What a Nodal Wholesale Market Means for Texas and ERCOT
First, before I get into Texas’ electricity market, let me first explain a little bit about the Energy Reliability Council of Texas (ERCOT), the organization responsible for the management of this market. ERCOT evolved from the Texas Interconnected System in 1970 and is considered an Independent System Operator (ISO). ISOs were originally formed through the direction of the Federal Energy Regulatory Commission and charged with coordinating and managing the electrical power system to ensure reliable and efficient operation of the electrical power system within a region or an individual state. Power generation companies within ERCOT generates the majority of the electricity load in Texas (approximately 85%) and currently have about 80 GW of generation capacity that provides electricity for over 22 million customers and represents an annual market of about $34 billion.
In 2003 the Public Utility Commission of Texas asked ERCOT to create a nodal wholesale market in order to improve market and operating efficiencies (i.e., reduce local transmission congestion costs) by using more rapid and detailed pricing and scheduling (i.e., better price signals for locating generation and transmission) of energy services. The current price tag for development of the nodal market is about $538 million. Additionally, ERCOT will also develop a day-ahead energy market, which should also increase the overall efficiency of the market.
The Current Market – Zonal
The current zonal-based market determines the price of electricity (paid to the generators) every 15 minutes, this price is also known as the market-clearing price because it the price that balances the supply and demand of electricity. In the zonal market the grid is organized into congestion management zones. These zones are meant to increase the reliability of the system because often the generation of electricity takes place far from the point of consumption, which can cause congestion of the transmission lines (i.e., they cannot carried all the power being generated) and reduce the reliability of the system. To avoid congestion ERCOT can “balance” the source of generation – thereby reducing congestion, but only between zones and not within zones. This balancing of generation may actually require the cheaper generator to curtail their production, which then increases the price of electricity paid by the end user. Nodal markets are able to address congestion within a zone – this means that the price of electricity should decrease while the reliability increases.
The Nodal Market
Unlike the current zonal market, the nodal market calculates transmission costs from the point of generation from several thousand delivery points or nodes across Texas. Nodal pricing should help provide a more detailed and accurate picture of transmission and generation, which will enable the market to better reveal areas of more expensive electricity (e.g., congestion) and thereby reduce costs and encourage more efficient transmission solutions or dispatch (i.e., using the least expensive generator). The nodal system will also improve market and operating efficiencies by increasing the rate that the market-clearing price is calculated – reducing the time from 15 to 5 minutes .
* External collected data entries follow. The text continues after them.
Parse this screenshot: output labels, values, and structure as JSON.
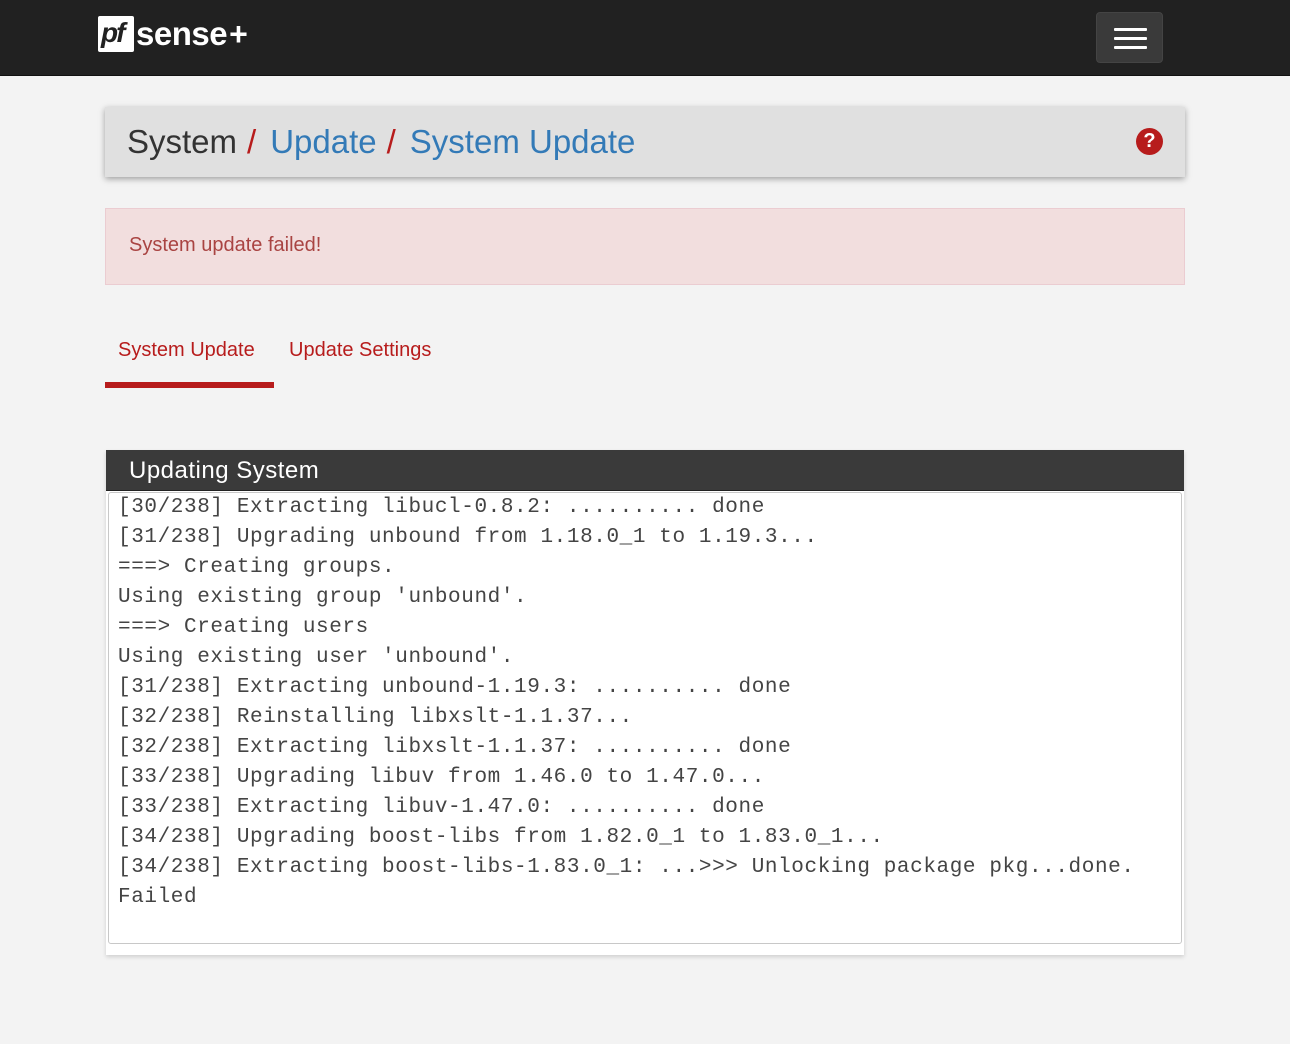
{
  "navbar": {
    "brand_pf": "pf",
    "brand_sense": "sense",
    "brand_plus": "+",
    "menu_icon": "hamburger-menu-icon"
  },
  "breadcrumb": {
    "items": [
      "System",
      "Update",
      "System Update"
    ],
    "separator": "/",
    "help_icon": "question-circle-icon"
  },
  "alert": {
    "message": "System update failed!"
  },
  "tabs": [
    {
      "label": "System Update",
      "active": true
    },
    {
      "label": "Update Settings",
      "active": false
    }
  ],
  "panel": {
    "title": "Updating System",
    "console_lines": [
      "[30/238] Extracting libucl-0.8.2: .......... done",
      "[31/238] Upgrading unbound from 1.18.0_1 to 1.19.3...",
      "===> Creating groups.",
      "Using existing group 'unbound'.",
      "===> Creating users",
      "Using existing user 'unbound'.",
      "[31/238] Extracting unbound-1.19.3: .......... done",
      "[32/238] Reinstalling libxslt-1.1.37...",
      "[32/238] Extracting libxslt-1.1.37: .......... done",
      "[33/238] Upgrading libuv from 1.46.0 to 1.47.0...",
      "[33/238] Extracting libuv-1.47.0: .......... done",
      "[34/238] Upgrading boost-libs from 1.82.0_1 to 1.83.0_1...",
      "[34/238] Extracting boost-libs-1.83.0_1: ...>>> Unlocking package pkg...done.",
      "Failed"
    ]
  },
  "colors": {
    "navbar_bg": "#212121",
    "accent_red": "#b71c1c",
    "link_blue": "#337ab7",
    "alert_bg": "#f2dede",
    "alert_text": "#a94442"
  }
}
A principal reason for transitioning to the nodal market is to saving money. A cost-benefit analysis by the PUCT calculated that electricity consumers would save $5.6 billion during the first 10 years of operations due to increased market efficiencies. Since the Texas electricity market began the process of deregulation there have been some difficulties during the transitions, but the nodal system should help ensure that ERCOT continues to provide cost-effective and reliable electricity market.